L’épidémie de COVID-19 pourrait sauver France 4, la chaîne a montré “son utilité de service publique” pendant la crise

L’épidémie de COVID-19 pourrait sauver France 4, la chaîne a montré “son utilité de service publique” pendant la crise

La chaîne France 4 est dorénavant défendue à l’Assemblée Nationale après avoir fait preuve d’une utilité publique dans le cadre de cette crise, avec une bonne réactivité pour proposer du contenu éducatif durant le confinement.

La fermeture de la chaîne jeunesse du groupe France Télévisions est prévue pour le 9 août prochain en même temps que France Ô, mais son efficacité durant l’épidémie de Coronavirus pourrait lui permettre de sauver sa peau.

France 4 a presque immédiatement réagi au confinement

La chaîne a , quelques jours seulement après l’annonce du confinement, revu sa grille de programmes pour s’adapter aux besoins des Français, et notamment des enfants qui n’allaient plus à l’école. France 4 s’est ainsi mis à proposer cinq heures de programmes éducatifs et de cours par jour, où des professeurs donnent des cours de français, maths ou anglais etc… pour tous les niveaux scolaires.

Une aubaine pour les jeunes Français qui n’avaient plus cours, et qui ont répondu présent avec 2 millions d’enfants ayant entre 4 et 14 ans qui ont regardé les programmes de la marque Lumni. Et cette initiative a été remarquée par de nombreux députés à l’Assemblée Nationale, qui demandent ainsi à sauver la chaîne de sa fermeture.

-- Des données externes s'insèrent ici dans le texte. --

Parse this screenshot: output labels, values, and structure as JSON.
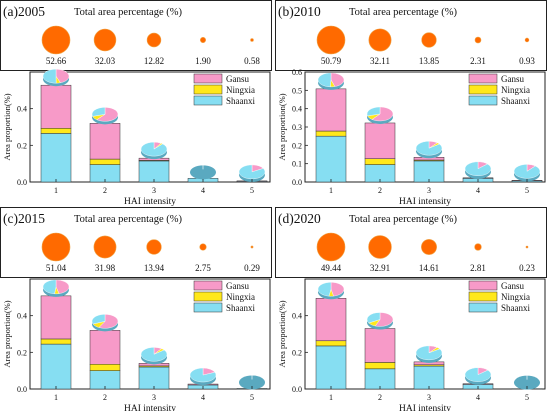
{
  "colors": {
    "gansu": "#f79ac8",
    "ningxia": "#ffe81a",
    "shaanxi": "#86def2",
    "bubble": "#ff6a00",
    "bubble_edge": "#f0a040",
    "frame": "#222222"
  },
  "chart_data": [
    {
      "type": "bar",
      "panel_label": "(a)2005",
      "bubble_title": "Total area percentage (%)",
      "bubble_values": [
        52.66,
        32.03,
        12.82,
        1.9,
        0.58
      ],
      "bubble_labels": [
        "52.66",
        "32.03",
        "12.82",
        "1.90",
        "0.58"
      ],
      "categories": [
        "1",
        "2",
        "3",
        "4",
        "5"
      ],
      "xlabel": "HAI intensity",
      "ylabel": "Area proportion(%)",
      "ylim": [
        0,
        0.6
      ],
      "yticks": [
        "0.0",
        "0.2",
        "0.4"
      ],
      "legend_position": "top-right",
      "series": [
        {
          "name": "Shaanxi",
          "values": [
            0.265,
            0.095,
            0.115,
            0.02,
            0.005
          ]
        },
        {
          "name": "Ningxia",
          "values": [
            0.028,
            0.03,
            0.003,
            0.0,
            0.0
          ]
        },
        {
          "name": "Gansu",
          "values": [
            0.235,
            0.195,
            0.012,
            0.0,
            0.001
          ]
        }
      ]
    },
    {
      "type": "bar",
      "panel_label": "(b)2010",
      "bubble_title": "Total area percentage (%)",
      "bubble_values": [
        50.79,
        32.11,
        13.85,
        2.31,
        0.93
      ],
      "bubble_labels": [
        "50.79",
        "32.11",
        "13.85",
        "2.31",
        "0.93"
      ],
      "categories": [
        "1",
        "2",
        "3",
        "4",
        "5"
      ],
      "xlabel": "HAI intensity",
      "ylabel": "Area proportion(%)",
      "ylim": [
        0,
        0.6
      ],
      "yticks": [
        "0.0",
        "0.1",
        "0.2",
        "0.3",
        "0.4",
        "0.5",
        "0.6"
      ],
      "legend_position": "top-right",
      "series": [
        {
          "name": "Shaanxi",
          "values": [
            0.25,
            0.095,
            0.115,
            0.02,
            0.008
          ]
        },
        {
          "name": "Ningxia",
          "values": [
            0.028,
            0.032,
            0.005,
            0.0,
            0.0
          ]
        },
        {
          "name": "Gansu",
          "values": [
            0.23,
            0.195,
            0.015,
            0.003,
            0.001
          ]
        }
      ]
    },
    {
      "type": "bar",
      "panel_label": "(c)2015",
      "bubble_title": "Total area percentage (%)",
      "bubble_values": [
        51.04,
        31.98,
        13.94,
        2.75,
        0.29
      ],
      "bubble_labels": [
        "51.04",
        "31.98",
        "13.94",
        "2.75",
        "0.29"
      ],
      "categories": [
        "1",
        "2",
        "3",
        "4",
        "5"
      ],
      "xlabel": "HAI intensity",
      "ylabel": "Area proportion(%)",
      "ylim": [
        0,
        0.6
      ],
      "yticks": [
        "0.0",
        "0.2",
        "0.4"
      ],
      "legend_position": "top-right",
      "series": [
        {
          "name": "Shaanxi",
          "values": [
            0.245,
            0.1,
            0.12,
            0.022,
            0.003
          ]
        },
        {
          "name": "Ningxia",
          "values": [
            0.028,
            0.035,
            0.006,
            0.0,
            0.0
          ]
        },
        {
          "name": "Gansu",
          "values": [
            0.235,
            0.185,
            0.014,
            0.005,
            0.0
          ]
        }
      ]
    },
    {
      "type": "bar",
      "panel_label": "(d)2020",
      "bubble_title": "Total area percentage (%)",
      "bubble_values": [
        49.44,
        32.91,
        14.61,
        2.81,
        0.23
      ],
      "bubble_labels": [
        "49.44",
        "32.91",
        "14.61",
        "2.81",
        "0.23"
      ],
      "categories": [
        "1",
        "2",
        "3",
        "4",
        "5"
      ],
      "xlabel": "HAI intensity",
      "ylabel": "Area proportion(%)",
      "ylim": [
        0,
        0.6
      ],
      "yticks": [
        "0.0",
        "0.2",
        "0.4"
      ],
      "legend_position": "top-right",
      "series": [
        {
          "name": "Shaanxi",
          "values": [
            0.235,
            0.11,
            0.125,
            0.025,
            0.002
          ]
        },
        {
          "name": "Ningxia",
          "values": [
            0.028,
            0.035,
            0.007,
            0.0,
            0.0
          ]
        },
        {
          "name": "Gansu",
          "values": [
            0.232,
            0.185,
            0.016,
            0.004,
            0.0
          ]
        }
      ]
    }
  ]
}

Cette fermeture ne peut plus être d’actualité” explique le président de la commission des Affaires Culturelles dans Le Parisien. Lors d’une audition avec le Premier ministre, il a expliqué juger que ces programmes devaient continuer à être diffusés tout l’été, pour assurer une possibilité aux enfants d’étudier après une fin d’année scolaire chamboulée par l’épidémie de Covid-19. Il ajoute que pour lui, à la rentrée

Un nouveau France 4 pourrait émerger de cette crise

Il ajoute qu’à la rentrée, la chaîne ne sera plus la même. ” Après la crise, il va falloir continuer à proposer une chaîne gratuite avec des contenus éducatifs. Car ça permet de ne pas exclure les enfants qui ne reçoivent pas Internet chez eux ou qui n’ont à disposition ni ordinateur ni tablette. ” explique-t-il. “Nous avons définitivement besoin d’une chaîne dédiée à la jeunesse” ajoute également Frédérique Dumas, députée des Hauts-de-Seine. Aurore Bergé, la rapporteuse de la réforme de l’audiovisuel est également du côté de la chaîne, jugeant que “ France 4 a montré son utilité de service public.

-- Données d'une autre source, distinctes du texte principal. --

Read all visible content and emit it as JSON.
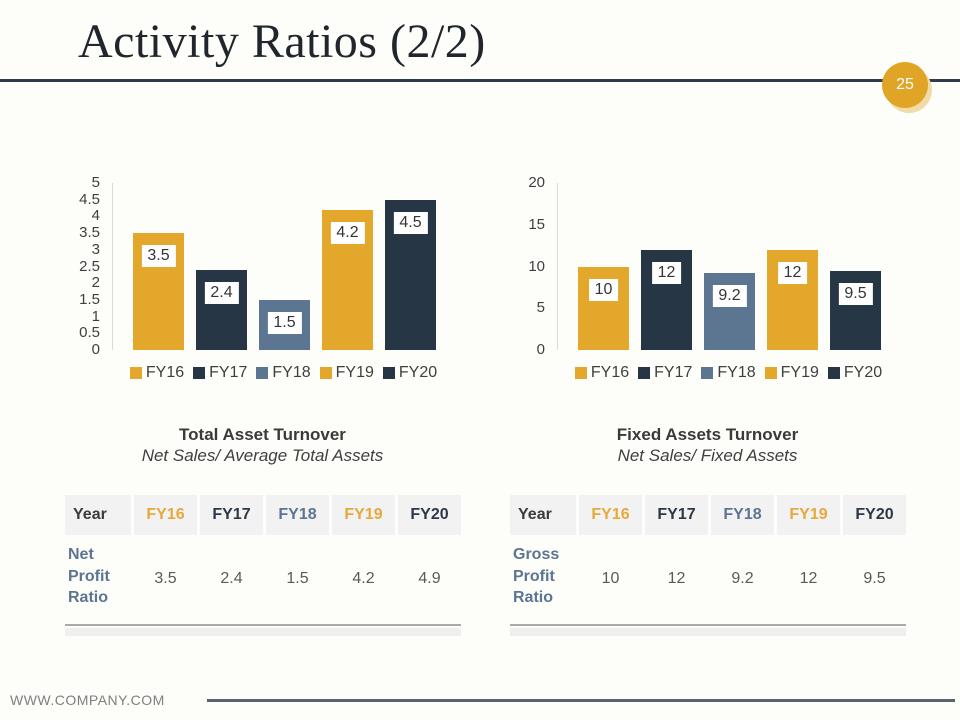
{
  "slide": {
    "title": "Activity Ratios (2/2)",
    "page_number": "25",
    "footer": "WWW.COMPANY.COM"
  },
  "colors": {
    "gold": "#e2a72b",
    "navy": "#273645",
    "slate": "#5c7591",
    "gold_text": "#e5a93c",
    "dark_text": "#2c3845",
    "slate_text": "#5c7591",
    "year_text": "#3b3b3b",
    "value_text": "#595959"
  },
  "chart_data": [
    {
      "type": "bar",
      "title": "Total Asset Turnover",
      "subtitle": "Net Sales/ Average Total Assets",
      "categories": [
        "FY16",
        "FY17",
        "FY18",
        "FY19",
        "FY20"
      ],
      "values": [
        3.5,
        2.4,
        1.5,
        4.2,
        4.5
      ],
      "value_labels": [
        "3.5",
        "2.4",
        "1.5",
        "4.2",
        "4.5"
      ],
      "bar_colors": [
        "gold",
        "navy",
        "slate",
        "gold",
        "navy"
      ],
      "ylim": [
        0,
        5
      ],
      "ytick_labels": [
        "5",
        "4.5",
        "4",
        "3.5",
        "3",
        "2.5",
        "2",
        "1.5",
        "1",
        "0.5",
        "0"
      ],
      "grid": false,
      "legend_position": "bottom"
    },
    {
      "type": "bar",
      "title": "Fixed Assets Turnover",
      "subtitle": "Net Sales/ Fixed Assets",
      "categories": [
        "FY16",
        "FY17",
        "FY18",
        "FY19",
        "FY20"
      ],
      "values": [
        10,
        12,
        9.2,
        12,
        9.5
      ],
      "value_labels": [
        "10",
        "12",
        "9.2",
        "12",
        "9.5"
      ],
      "bar_colors": [
        "gold",
        "navy",
        "slate",
        "gold",
        "navy"
      ],
      "ylim": [
        0,
        20
      ],
      "ytick_labels": [
        "20",
        "15",
        "10",
        "5",
        "0"
      ],
      "grid": false,
      "legend_position": "bottom"
    }
  ],
  "tables": [
    {
      "columns": [
        "Year",
        "FY16",
        "FY17",
        "FY18",
        "FY19",
        "FY20"
      ],
      "header_colors": [
        "year_text",
        "gold_text",
        "dark_text",
        "slate_text",
        "gold_text",
        "dark_text"
      ],
      "row_label": "Net Profit Ratio",
      "values": [
        "3.5",
        "2.4",
        "1.5",
        "4.2",
        "4.9"
      ]
    },
    {
      "columns": [
        "Year",
        "FY16",
        "FY17",
        "FY18",
        "FY19",
        "FY20"
      ],
      "header_colors": [
        "year_text",
        "gold_text",
        "dark_text",
        "slate_text",
        "gold_text",
        "dark_text"
      ],
      "row_label": "Gross Profit Ratio",
      "values": [
        "10",
        "12",
        "9.2",
        "12",
        "9.5"
      ]
    }
  ]
}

Si France Télévisions développe des plates-formes pour la jeunesse comme Okoo et Lumni, la députée Aurore Bergé estime que ces services ne sont qu’un complément du linéaire : ” Sur le numérique, les enfants choisiront ce qu’ils veulent regarder. Une chaîne de télévision classique favorise la prescription, la découverte, les contenus éducatifs et culturels “. D’autant plus que d’après le Parisien, certains cadres de France Télévisions ont également des réserves concernant la fermeture de France 4, qui ne permettrait pas vraiment au groupe de faire des économies. Notamment du fait des promesses de Delphine Ernotte a promis d’augmenter les investissements dans l’animation et de basculer les dessins-animés sur France 3 et France 5, privant ainsi les chaînes restantes d’une partie de leurs revenus publicitaires. 

Cependant, rien n’est joué pour l’instant pour la chaîne jeunesse. Le délégué général du Syndicat des producteurs qui est un fervent défenseur de France 4 reste lui-même prudent, car si l’annulation ne se fait pas le 9 août prochain, elle pourrait simplement être repoussée à quelques mois ou à l’année prochaine. Les cartes sont dans les mains du Premier ministre concernant le maintien de la chaîne, mais d’influents élus militent au parlement pour la sauver. Il reste à voir si l’annonce d’Emmanuel Macron le 13 avril, concernant la réouverture des crèches et écoles le 11 mai pourrait faire relativiser sur la nécessité de France 4 et de ses contenus éducatifs.